What if you could get a lot of the benefits of exercise, without moving a muscle? A class of naturally occurring proteins called Sestrins might be able to mimic such metabolic effects, a new study suggests, although so far the results have only been observed in mice and fruit flies.

An instant exercise pill for humans is still some way off then – don't give up your gym membership just yet – but the new findings could further research into helping the physically impaired and injured keep their bodies in healthy shape.

During experiments, a team led by researchers from the University of Michigan found that suppressing Sestrins in flies and mice had a negative impact on how effective their exercise was; but by increasing Sestrin levels, the test subjects got some of the benefits of exercise without actually doing any.

"Sestrin upregulation mimics both molecular and physiological effects of exercise, suggesting that it could be a major effector of exercise metabolism," write the researchers in their published paper.

The team started with Drosophila flies, fashioning a makeshift insect treadmill in the lab. They compared the running and flying of flies (bred to lack the ability to make Sestrin) against flies bred to overexpress the proteins, and also looked at a normal group of flies.

This normal control group of flies showed improved endurance and better flying ability after three weeks of training – but the same improvements weren't seen in the flies that had their Sestrin production inhibited.

In the flies with Sestrin overexpression, the researchers observed their capabilities went beyond the control group, even when they weren't doing any exercise.

The effects seem to go beyond endurance too: another experiment on mice showed that animals without Sestrin didn't get the same boost in aerobic capacity, respiration, and fat burning usually associated with exercise.

In a related study on mice, produced in collaboration with some of the same researchers, the overexpression of Sestrin was shown to also help combat muscle atrophy – so Sestrin treatments could potentially be used to protect broken limbs inside casts, for example.

These findings could also be helpful in care for the elderly, the researchers point out, enabling older people who aren't as mobile as they used to be to still get some of the same benefits as they would from hitting the gym twice a week.

Of course, there's no evidence yet that any of these effects can be replicated in humans, though it has been well established that our muscles produce more Sestrin during exercise, so there is enough here to warrant future research.

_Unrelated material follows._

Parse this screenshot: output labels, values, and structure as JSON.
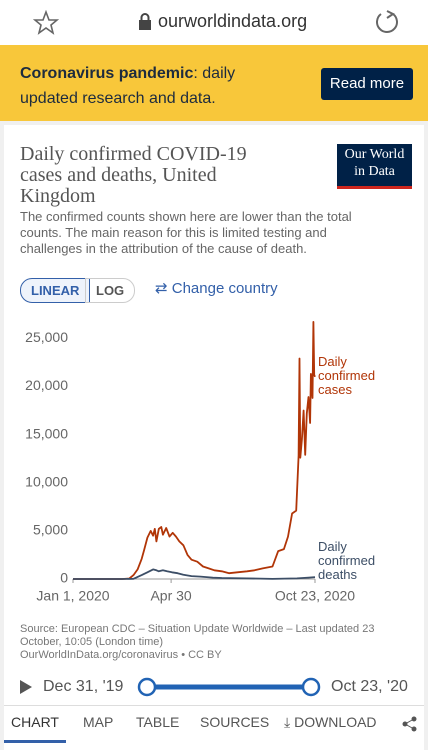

It's also encouraging that the same effects were noted in both flies and mice during the study, making it perhaps more likely that the muscles of other animals – including humans possibly – might work the same way too. If so, more research will be needed to find out for sure.

"We propose that Sestrin can coordinate these biological activities by turning on or off different metabolic pathways," says physiologist Jun Hee Lee from the University of Michigan.

"This kind of combined effect is important for producing exercise's effects."

The research has been published in Nature Communications.